Posted: Thu Jan 10, 2008 at 02:37:05 pm EST
Reply Subj: *sigh*
Posted: Thu Jan 10, 2008 at 12:44:31 pm EST

Previous Post

> I couldn't believe how much positive, creative energy was in this issue. Knocking out the stability of marriage creates a sort of manic electricity to the Parker character.

I'm sorry but at the risk of a minor flame you sound like an idiot here. If you are going to go around the board defending BND at every turn that's fine. If you then enjoy BND when you read it that's great. But to post something like the above and then turn around and accuse everyone else of being a reactionary (when you are obviously being one in the opposite direction) just makes you look foolish.

As for the issue, I did read a copy (though I did not give them my money) and it isn't bad. I don't think anyone expected Slott to turn in a lousy story. The issue is that there are already books for this type of thing (Ultimate, Adventures, some new brand they decide to make up) and there was no need to scorch the earth of mainstream continuity.

Now, people who like a married Peter have nothing to read while people who like a single Peter have even more books to read. No one that I've seen on this board has questioned the talkent of Slott or McNiven

First, I assure you, Tom, I can't be flamed by you. The lack of importance I assign to your opinion acts as something of a flame retardant.

Anyway...What I said:

"Something, I think, has been lost in the constant flow of Internet commentary: the ability to read the comic as a reader and NOT a reactionary reviewer who wants to treat each issue as though it were a novel or as if they are a creator."

To further clarify I said: "Most comics are better judged by arcs or in sets...as many criticisms shouldn't be leveled on the basis of one issue. The reviewer falls prey to this and then basically admits it."

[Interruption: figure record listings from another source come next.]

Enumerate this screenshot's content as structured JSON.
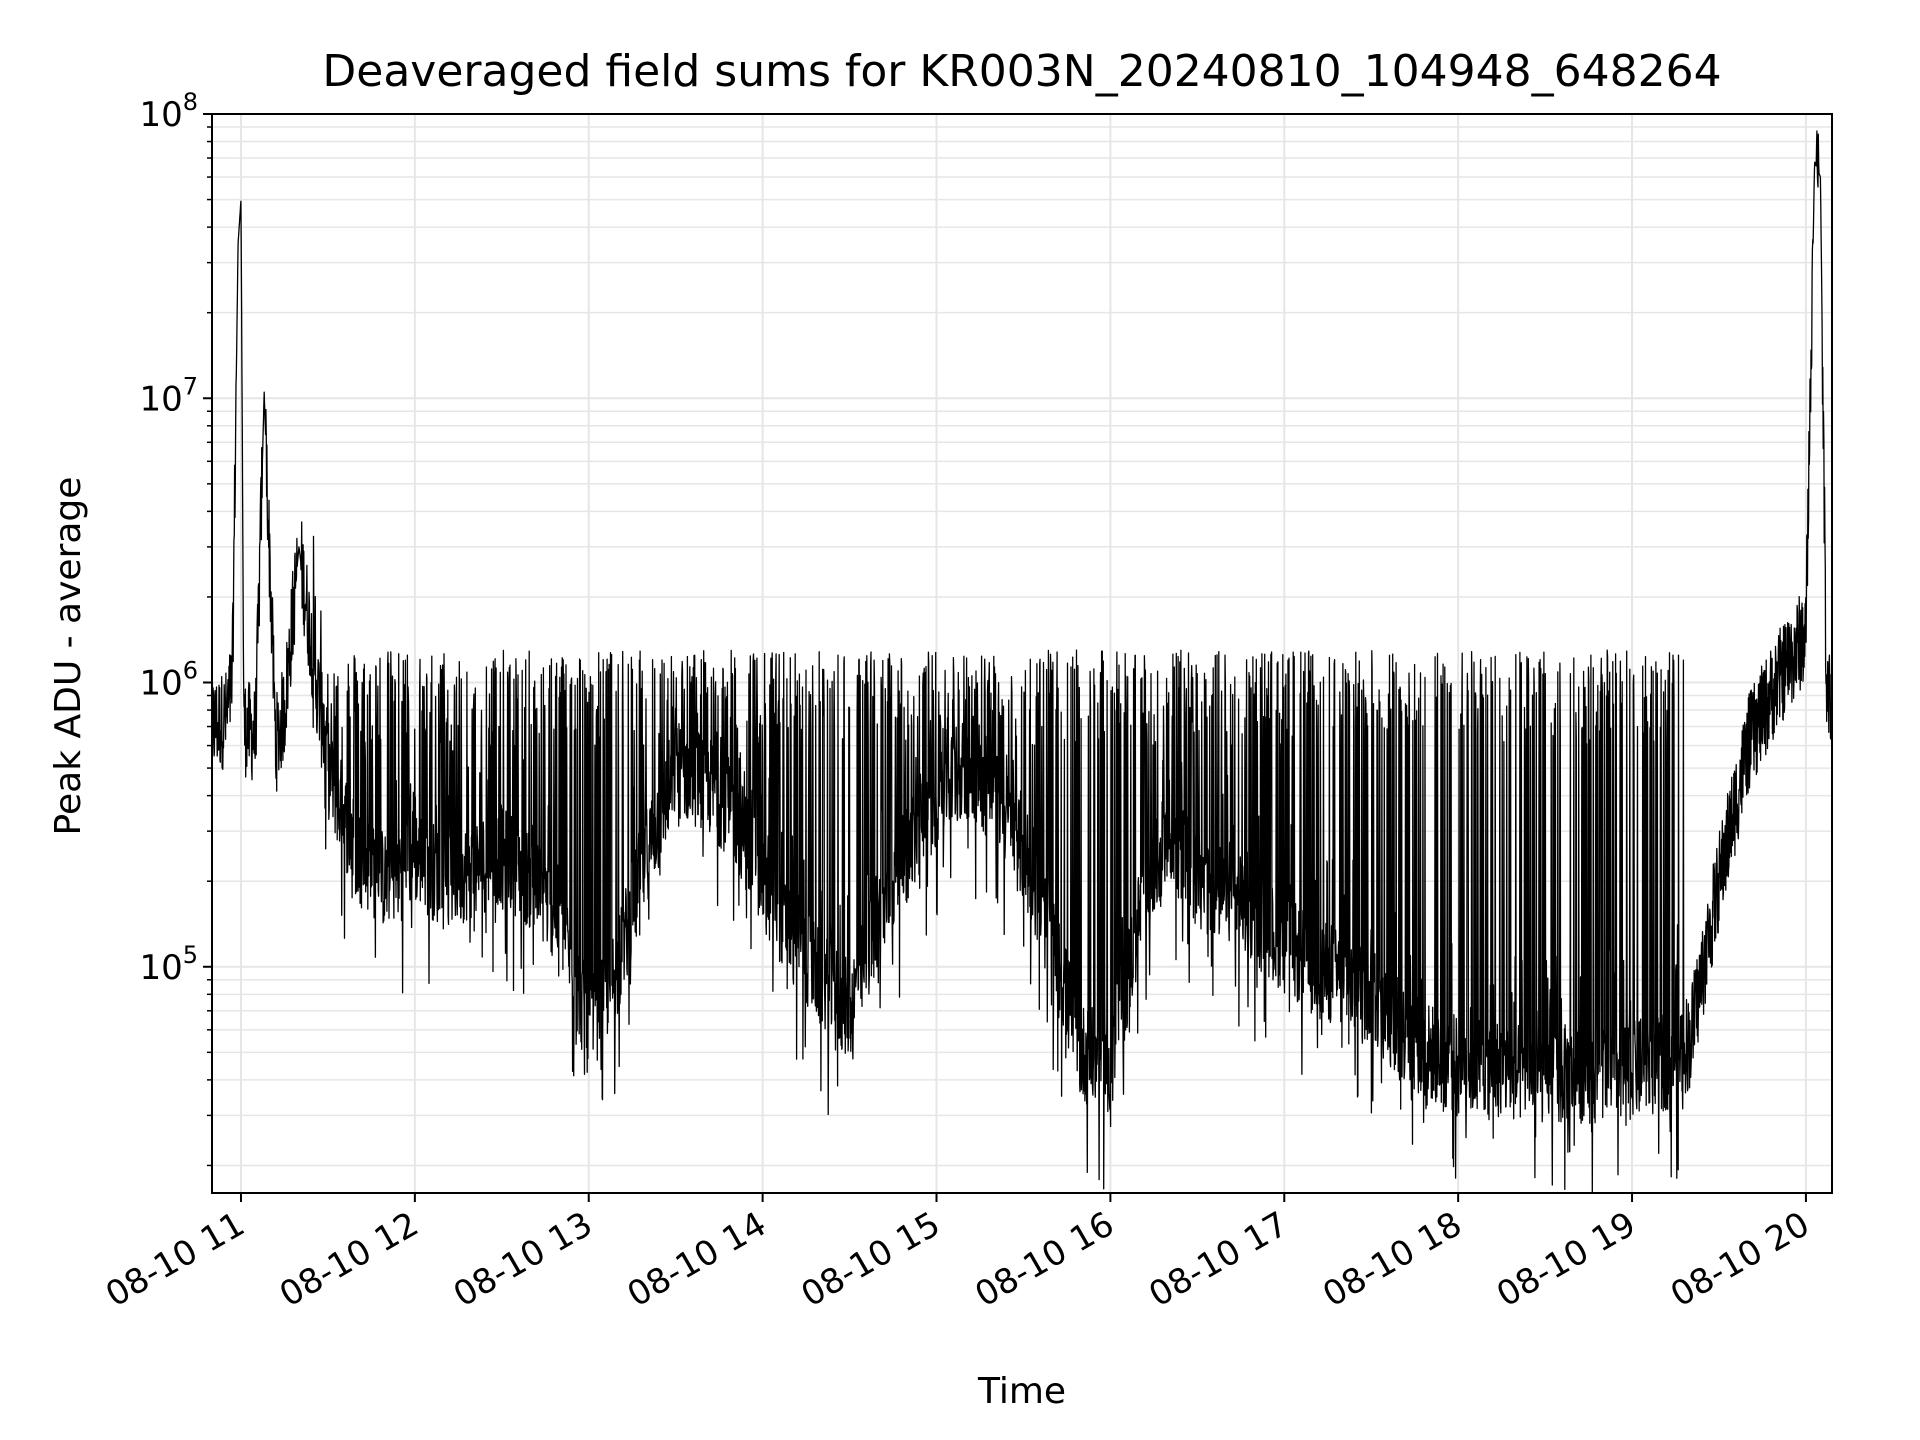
{
  "chart_data": {
    "type": "line",
    "title": "Deaveraged field sums for KR003N_20240810_104948_648264",
    "xlabel": "Time",
    "ylabel": "Peak ADU - average",
    "y_scale": "log",
    "ylim": [
      16000,
      100000000
    ],
    "xlim": [
      "08-10 10:50",
      "08-10 20:09"
    ],
    "grid": true,
    "legend": "none",
    "line_color": "#000000",
    "grid_color": "#e6e6e6",
    "x_ticks": [
      "08-10 11",
      "08-10 12",
      "08-10 13",
      "08-10 14",
      "08-10 15",
      "08-10 16",
      "08-10 17",
      "08-10 18",
      "08-10 19",
      "08-10 20"
    ],
    "y_ticks": [
      {
        "value": 100000,
        "base": "10",
        "exp": "5"
      },
      {
        "value": 1000000,
        "base": "10",
        "exp": "6"
      },
      {
        "value": 10000000,
        "base": "10",
        "exp": "7"
      },
      {
        "value": 100000000,
        "base": "10",
        "exp": "8"
      }
    ],
    "series": [
      {
        "x": [
          "08-10 10:50",
          "08-10 10:55",
          "08-10 10:57",
          "08-10 10:59",
          "08-10 11:00",
          "08-10 11:01",
          "08-10 11:05",
          "08-10 11:08",
          "08-10 11:12",
          "08-10 11:15",
          "08-10 11:20",
          "08-10 11:30",
          "08-10 11:40",
          "08-10 11:50",
          "08-10 12:00",
          "08-10 12:10",
          "08-10 12:20",
          "08-10 12:30",
          "08-10 12:40",
          "08-10 12:50",
          "08-10 13:00",
          "08-10 13:10",
          "08-10 13:20",
          "08-10 13:30",
          "08-10 13:40",
          "08-10 13:50",
          "08-10 14:00",
          "08-10 14:10",
          "08-10 14:20",
          "08-10 14:30",
          "08-10 14:40",
          "08-10 14:50",
          "08-10 15:00",
          "08-10 15:10",
          "08-10 15:20",
          "08-10 15:30",
          "08-10 15:40",
          "08-10 15:50",
          "08-10 16:00",
          "08-10 16:10",
          "08-10 16:20",
          "08-10 16:30",
          "08-10 16:40",
          "08-10 16:50",
          "08-10 17:00",
          "08-10 17:10",
          "08-10 17:20",
          "08-10 17:30",
          "08-10 17:40",
          "08-10 17:50",
          "08-10 18:00",
          "08-10 18:10",
          "08-10 18:20",
          "08-10 18:30",
          "08-10 18:40",
          "08-10 18:50",
          "08-10 19:00",
          "08-10 19:10",
          "08-10 19:20",
          "08-10 19:30",
          "08-10 19:40",
          "08-10 19:50",
          "08-10 20:00",
          "08-10 20:03",
          "08-10 20:05",
          "08-10 20:07",
          "08-10 20:09"
        ],
        "y": [
          700000,
          750000,
          1000000,
          35000000,
          50000000,
          700000,
          650000,
          10500000,
          600000,
          800000,
          3000000,
          500000,
          250000,
          200000,
          250000,
          200000,
          220000,
          250000,
          200000,
          150000,
          60000,
          100000,
          250000,
          500000,
          450000,
          350000,
          200000,
          130000,
          90000,
          70000,
          150000,
          250000,
          400000,
          500000,
          400000,
          250000,
          120000,
          50000,
          45000,
          150000,
          300000,
          200000,
          180000,
          150000,
          120000,
          100000,
          90000,
          80000,
          60000,
          50000,
          45000,
          45000,
          42000,
          42000,
          42000,
          42000,
          43000,
          45000,
          55000,
          200000,
          600000,
          1000000,
          1500000,
          68000000,
          60000000,
          1100000,
          800000
        ]
      }
    ]
  }
}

I modified "reactionary" with a lot of context, all of which you disgarded for the satisfaction of saying that I sounded like a idiot.
Feel better?

I thought it was clear that the based on my comments, that the "reaction" I was criticizing was the over analyzation of particular plot points as though the comic is a complete story.

The reviewer criticizes the story for the details that he believes make Parker seem like a loser because he doesn't want Parker to always seem like a loser...the reviewer then admits that he really can't make that criticism yet. (Why didn't he just delete it, then?)

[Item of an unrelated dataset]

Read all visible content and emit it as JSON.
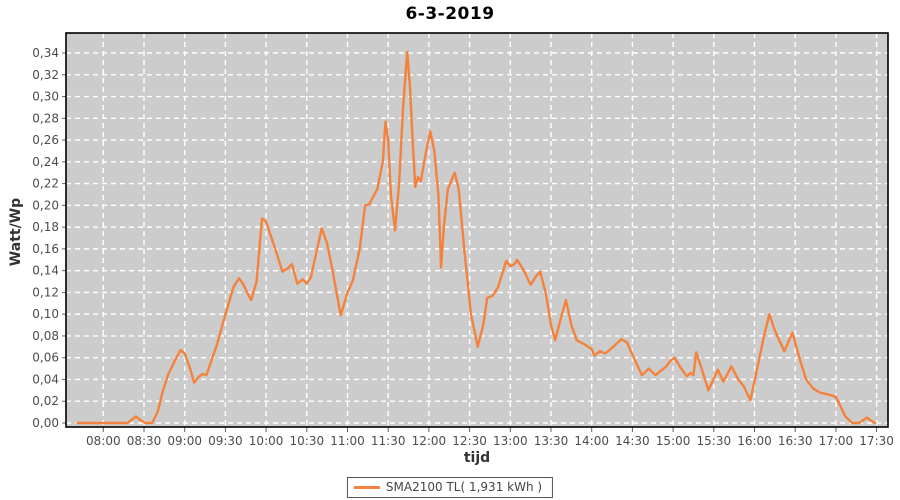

My reaction to the comic and my post was specifically geared at saying how I FELT reading this particular comic and the fact that the greater uncertainty made things fresh. Thats really not a reactionary parsing of plot points. Regardless what happens next issue, that won't change how I felt about reading this issue.

However, new revelations absolutely could change the reviewers assessment of specific plot elements that make him afraid that Peter will ALWAYS seem like a loser...As he himself admits, its too early to say.

And you can ALWAYS be worried about whether the presence of a plot point means that plot point will be overused in the future. Its that kind of "commentary" that I'm really questioning. Does it improve our enjoyment of comics? Is it effective and meaningful?

Lastly, and perhaps most importantly, when I lamented that "something has been lost," I never said that I haven't lost "it" as well.
People who have lost innocence, aren't hypocritical if they lament the loss of society's innocence.

I was talking about the whole community of those who engage in comic commentary.

You assumed I was saying I NEVER do it and that I am above it.